In 2005, Florescu moved to the Florentine Opera in Milwaukee, and Curtis Tucker became the company's eighth artistic director. In 2006, Tucker guided an expanded summer season that included the professional premiere of Ned Rorem's Our Town and a semi-staged Apprentice Artist performance of Menotti's The Medium. Tucker served in leadership roles for the company for nine seasons, overseeing the 50th season in 2011, and the formal name change to Opera Saratoga that same season. Among the successes of Tucker’s tenure were many critically acclaimed performances of works by Gilbert and Sullivan.

In 2014, the Board of Directors appointed Lawrence Edelson as the new artistic and general director. Highlights of Edelson’s tenure included the world premieres of Jeremy Howard Beck and Stephanie Fleischmann’s The Long Walk and Ricky Ian Gordon and Frank Bidart’s Ellen West; the company’s first baroque opera (Purcell’s Dido and Aeneas, in a site-specific production at The National Museum of Dance); the company’s first opera in Spanish (Daniel Catán’s Il Postino); the American premiere of Philip Glass and Beni Montresor’s opera-ballet, The Witches of Venice; and the 80th Anniversary production of Marc Blitzstein’s The Cradle Will Rock, which utilized the composer’s original orchestration for the first time anywhere in the world in over 50 years, and was recorded for commercial release – marking Opera Saratoga’s first professional recording.

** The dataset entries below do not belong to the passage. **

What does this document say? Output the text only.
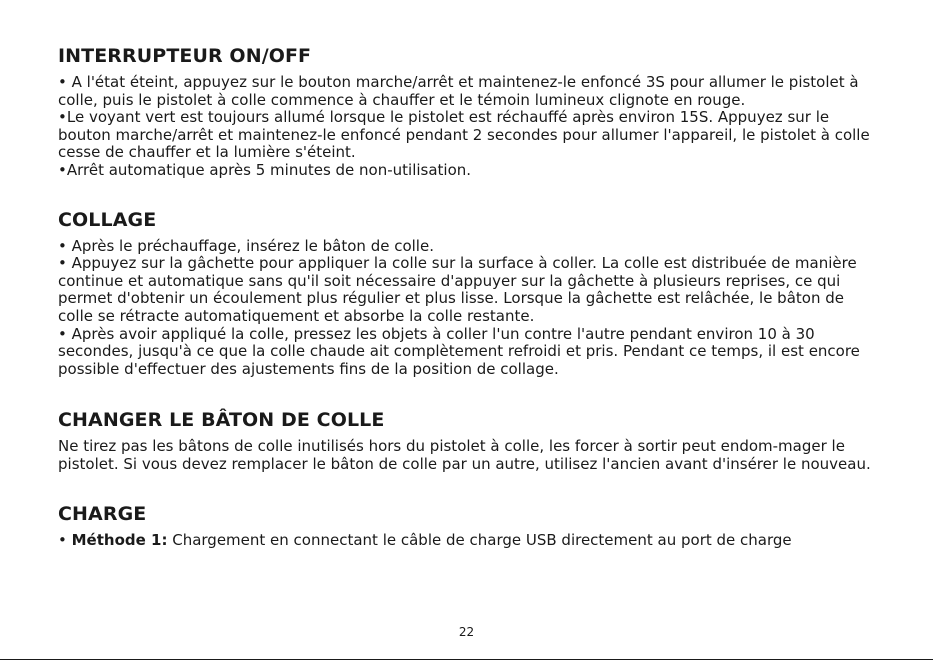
INTERRUPTEUR ON/OFF

• A l'état éteint, appuyez sur le bouton marche/arrêt et maintenez-le enfoncé 3S pour allumer le pistolet à colle, puis le pistolet à colle commence à chauffer et le témoin lumineux clignote en rouge.

•Le voyant vert est toujours allumé lorsque le pistolet est réchauffé après environ 15S. Appuyez sur le bouton marche/arrêt et maintenez-le enfoncé pendant 2 secondes pour allumer l'appareil, le pistolet à colle cesse de chauffer et la lumière s'éteint.

•Arrêt automatique après 5 minutes de non-utilisation.

COLLAGE

• Après le préchauffage, insérez le bâton de colle.

• Appuyez sur la gâchette pour appliquer la colle sur la surface à coller. La colle est distribuée de manière continue et automatique sans qu'il soit nécessaire d'appuyer sur la gâchette à plusieurs reprises, ce qui permet d'obtenir un écoulement plus régulier et plus lisse. Lorsque la gâchette est relâchée, le bâton de colle se rétracte automatiquement et absorbe la colle restante.

• Après avoir appliqué la colle, pressez les objets à coller l'un contre l'autre pendant environ 10 à 30 secondes, jusqu'à ce que la colle chaude ait complètement refroidi et pris. Pendant ce temps, il est encore possible d'effectuer des ajustements fins de la position de collage.

CHANGER LE BÂTON DE COLLE

Ne tirez pas les bâtons de colle inutilisés hors du pistolet à colle, les forcer à sortir peut endom-mager le pistolet. Si vous devez remplacer le bâton de colle par un autre, utilisez l'ancien avant d'insérer le nouveau.

CHARGE

• Méthode 1: Chargement en connectant le câble de charge USB directement au port de charge

22
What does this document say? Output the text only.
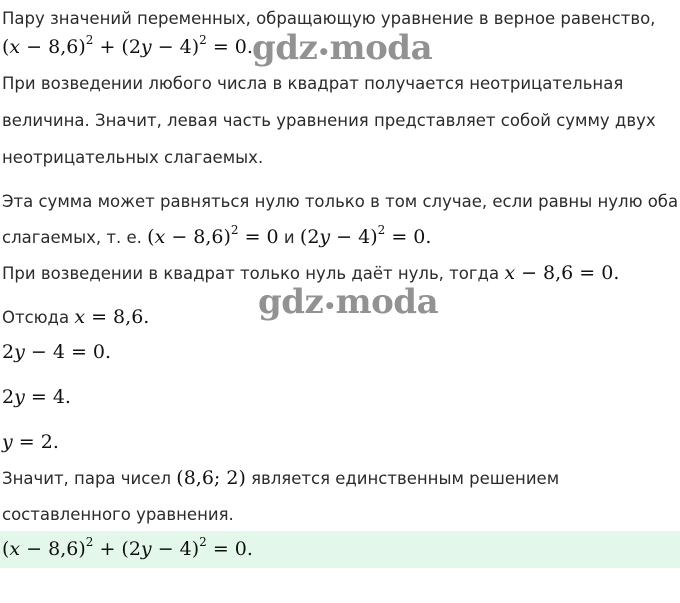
Пару значений переменных, обращающую уравнение в верное равенство,
$(x - 8,6)^2 + (2y - 4)^2 = 0$. gdz•moda
При возведении любого числа в квадрат получается неотрицательная
величина. Значит, левая часть уравнения представляет собой сумму двух
неотрицательных слагаемых.
Эта сумма может равняться нулю только в том случае, если равны нулю оба
слагаемых, т. е. $(x - 8,6)^2 = 0$ и $(2y - 4)^2 = 0$.
При возведении в квадрат только нуль даёт нуль, тогда x − 8,6 = 0.
Отсюда x = 8,6.	gdz•moda
2y − 4 = 0.
2y = 4.
y = 2.
Значит, пара чисел (8,6; 2) является единственным решением
составленного уравнения.
$(x - 8,6)^2 + (2y - 4)^2 = 0$.
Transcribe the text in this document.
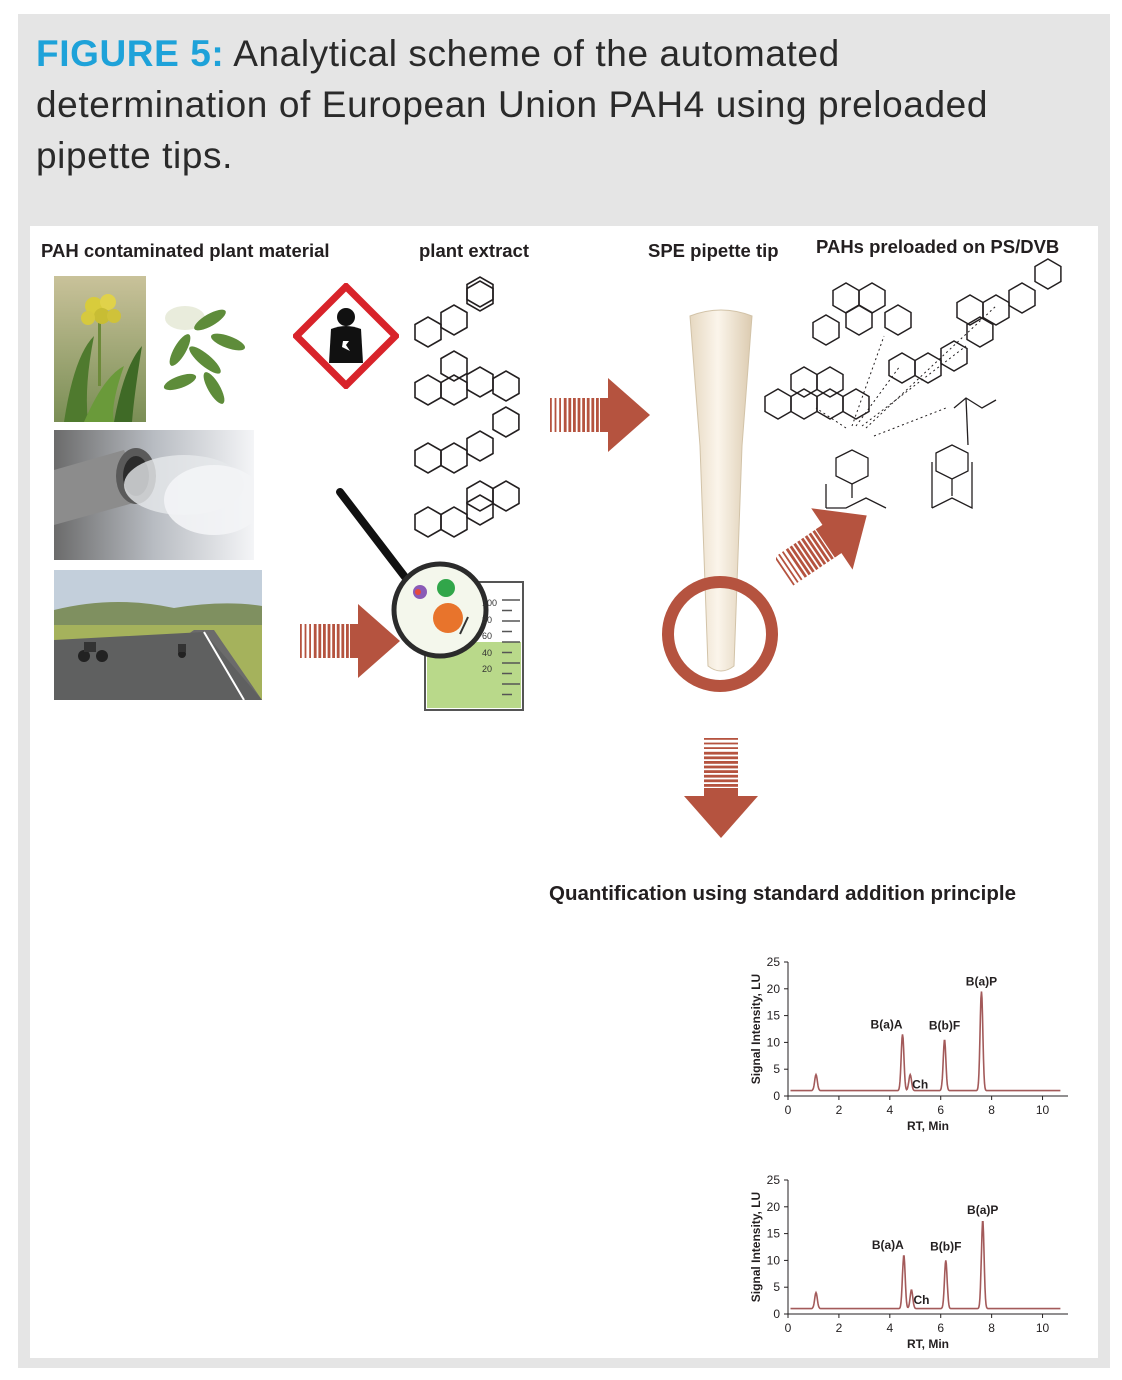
FIGURE 5: Analytical scheme of the automated determination of European Union PAH4 using preloaded pipette tips.
PAH contaminated plant material	plant extract	SPE pipette tip PAHs preloaded on PS/DVB
Quantification using standard addition principle
100
80
60
40
20
0
5
10
15
20
25
0	2	4	6	8	10
RT, Min
Signal Intensity, LU	B(a)A
Ch
B(b)F
B(a)P
0
5
10
15
20
25
0	2	4	6	8	10
RT, Min
Signal Intensity, LU	B(a)A
Ch
B(b)F
B(a)P
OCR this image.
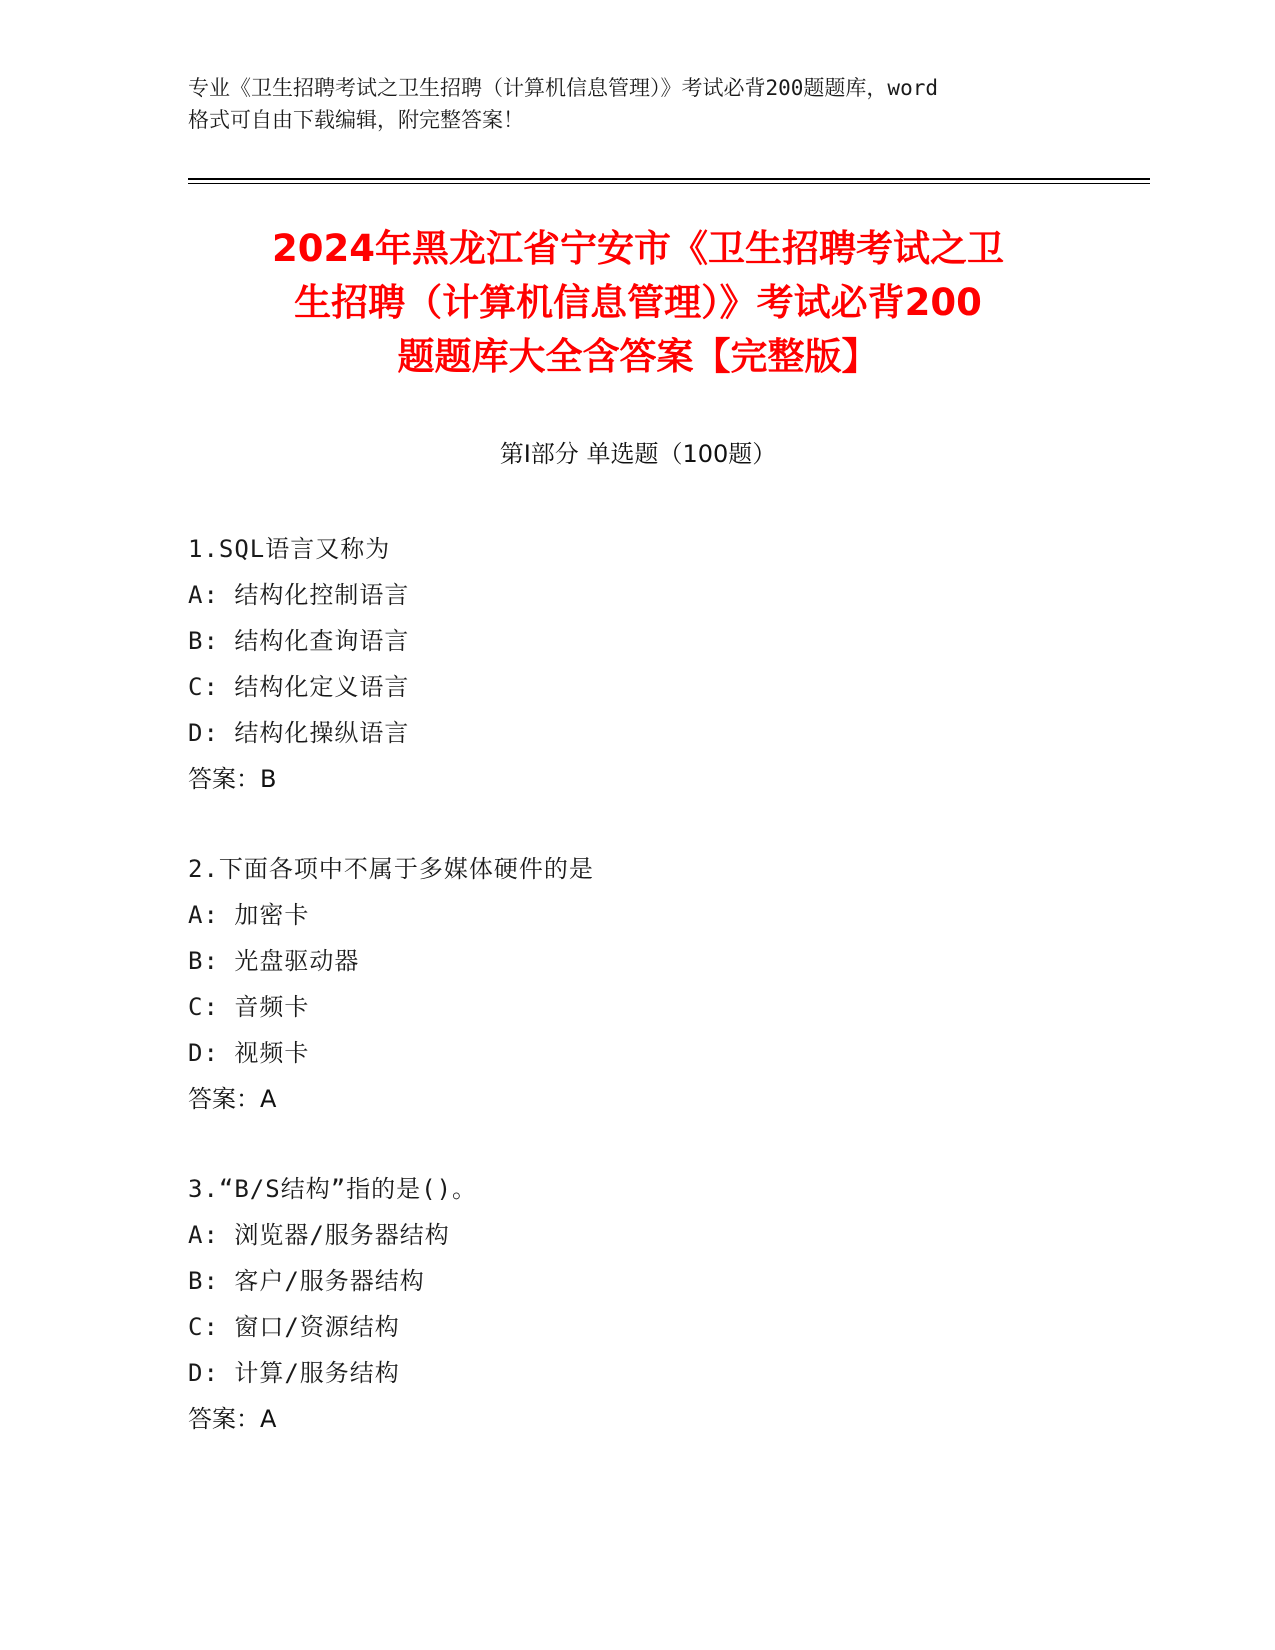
专业《卫生招聘考试之卫生招聘（计算机信息管理）》考试必背200题题库，word
格式可自由下载编辑，附完整答案！
2024年黑龙江省宁安市《卫生招聘考试之卫
生招聘（计算机信息管理）》考试必背200
题题库大全含答案【完整版】
第Ⅰ部分 单选题（100题）
1.SQL语言又称为
A: 结构化控制语言
B: 结构化查询语言
C: 结构化定义语言
D: 结构化操纵语言
答案：B
2.下面各项中不属于多媒体硬件的是
A: 加密卡
B: 光盘驱动器
C: 音频卡
D: 视频卡
答案：A
3.“B/S结构”指的是()。
A: 浏览器/服务器结构
B: 客户/服务器结构
C: 窗口/资源结构
D: 计算/服务结构
答案：A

In 2020, Opera Saratoga was forced to cancel the Summer Festival due to the COVID-19 pandemic. The company adapted its programming to include the launch of a virtual education program for elementary school students, and a live streamed concert series – America Sings – to amplify the voices of BIPOC singers who have been historically underrepresented on the concert stage. In 2021, the company resumed live performances with a modified season that included Man of La Mancha, its first large scale musical in partnership with the Saratoga Performing Arts Center. The 2022 season built upon this partnership by joining with multiple venues across the region to present a region-wide festival of opera, musical theater and concerts.

At the conclusion of the 2022 Summer Festival, Edelson stepped down as artistic and general director to join the University of Houston as interim Artistic Director of the Moores Opera Center, before joining Chicago Opera Theater as General Director in 2023. The company conducted a national search for Edelson’s successor and named Mary Birnbaum as the next artistic and general director in February of 2023.